Deloitte dodges a bullet

Last Wednesday a federal judge dismissed Deloitte from the class action lawsuit that had been filed on behalf of shareholders of Longtop Financial Technologies (Longtop). Longtop collapsed in 2011 under allegations of fraud. Deloitte resigned as Longtop’s auditors after finding out that the bank confirmation process had been corrupted. Deloitte had been the reporting accountants for Longtop for six years.

While Longtop and its Chinese executives were also included in the class action lawsuit, they have yet to make an appearance, leaving only former CFO Derek Palaschuk to answer the suit. Deloitte was the best chance for shareholders to make any recovery.

The judge issued a 40 page opinion explaining his decision to let Deloitte off the hook. The case against Deloitte alleged a violation of Section 20(a) of the Exchange Act. I am no lawyer, yet my reading of the statute and the judge’s opinion is that Deloitte had to be found to have knowingly or recklessly aided in the fraud to be held liable under this rule. This follows the Private Securities Litigation Reform Act of 1995 (PSLRA) that requires proof that the defendant acted with a particular state of mind. PSLRA has made it very difficult for investors to sue auditors. Under the PSLRA standard, Deloitte had to either have participated in the fraud or acted so recklessly that they allowed it to happen.

The complaint argued that Deloitte was reckless and violated generally accepted auditing standards. It argues that Deloitte ignored obvious red flags and falsely stated that its audits were conducted in accordance with PCAOB standards. The fact that short sellers discovered the frauds was cited as evidence that Deloitte did not employ the required level of professional skepticism. Comments by Longtop CFO Derek Palaschuk raise questions about whether Deloitte met the critical independence standard: “For me,” Palaschuk said, “the most important relations I have other than with my family, my C.E.O., and then the next on the list is Deloitte as our auditor, because their trust and support is extremely important.”

The judge disagreed. “DTTC’s failure – along with the SEC and the market – to suspect Longtop on the basis of its high gross margins is too thin a reed on which to hang a finding of recklessness…the complaint does little more than allege that, had DTTC performed a better audit, Longtop’s fraud would have been uncovered sooner. Considering the allegations in the Complaint as a whole, the strongest inference is that DTTC was duped by Longtop, not that it recklessly enabled them.”

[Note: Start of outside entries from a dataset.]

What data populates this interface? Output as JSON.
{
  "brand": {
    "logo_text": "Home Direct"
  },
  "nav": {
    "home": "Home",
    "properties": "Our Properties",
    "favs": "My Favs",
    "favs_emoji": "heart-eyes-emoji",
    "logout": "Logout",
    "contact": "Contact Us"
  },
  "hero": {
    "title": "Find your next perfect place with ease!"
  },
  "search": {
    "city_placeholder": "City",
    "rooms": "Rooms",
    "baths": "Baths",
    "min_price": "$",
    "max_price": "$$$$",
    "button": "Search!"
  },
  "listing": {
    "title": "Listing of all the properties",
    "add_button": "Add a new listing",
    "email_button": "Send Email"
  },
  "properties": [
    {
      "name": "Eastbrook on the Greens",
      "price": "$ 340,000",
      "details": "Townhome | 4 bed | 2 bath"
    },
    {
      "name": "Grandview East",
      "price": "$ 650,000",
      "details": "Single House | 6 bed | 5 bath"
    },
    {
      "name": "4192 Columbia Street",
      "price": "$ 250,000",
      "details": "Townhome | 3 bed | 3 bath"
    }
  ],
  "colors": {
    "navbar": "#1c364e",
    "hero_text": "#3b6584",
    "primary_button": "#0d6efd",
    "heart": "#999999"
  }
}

The judge gave the plaintiffs a month to replead their case, but warned them “there is cause for suspicion that amendment here would be futile”.

That might be the law, but it is incredibly frustrating to investors. Deloitte is currently in federal court arguing about whether it must turn over the Longtop working papers to the SEC. China has objected, threatening to jail the Deloitte partners if they do so. The SEC asked for a six-month stay in this case while it tried to work out arrangements with Chinese authorities. They are due back in Court in January. The working papers would tell if Deloitte were reckless in its audit.

While Deloitte claims to have conducted the Longtop audit following PCAOB standards, we have no way to know whether that is true. Chinese regulators have banned the PCAOB from coming to China to inspect Deloitte and other registered firms to determine whether they are doing their work following PCAOB standards.

It looks like shareholders are unlikely to see justice in these cases. Private Chinese companies that list abroad do so through offshore holding companies, typically organized in the Cayman Islands. They do that to get out from under Chinese regulation, so the Chinese Securities Regulatory Commission is unable to regulate the companies. As far as I know, Chinese regulators have done nothing to bring the perpetrators of the Longtop fraud to justice. U.S. regulators – the PCAOB and the SEC – can’t regulate these companies either. That is because the people and records are in China and Chinese authorities will not allow U.S. regulators to operate on Chinese soil. Consequentially, these companies have fallen into a regulatory hole where neither Chinese nor U.S. regulators can hold them accountable. No wonder we have seen so much fraud.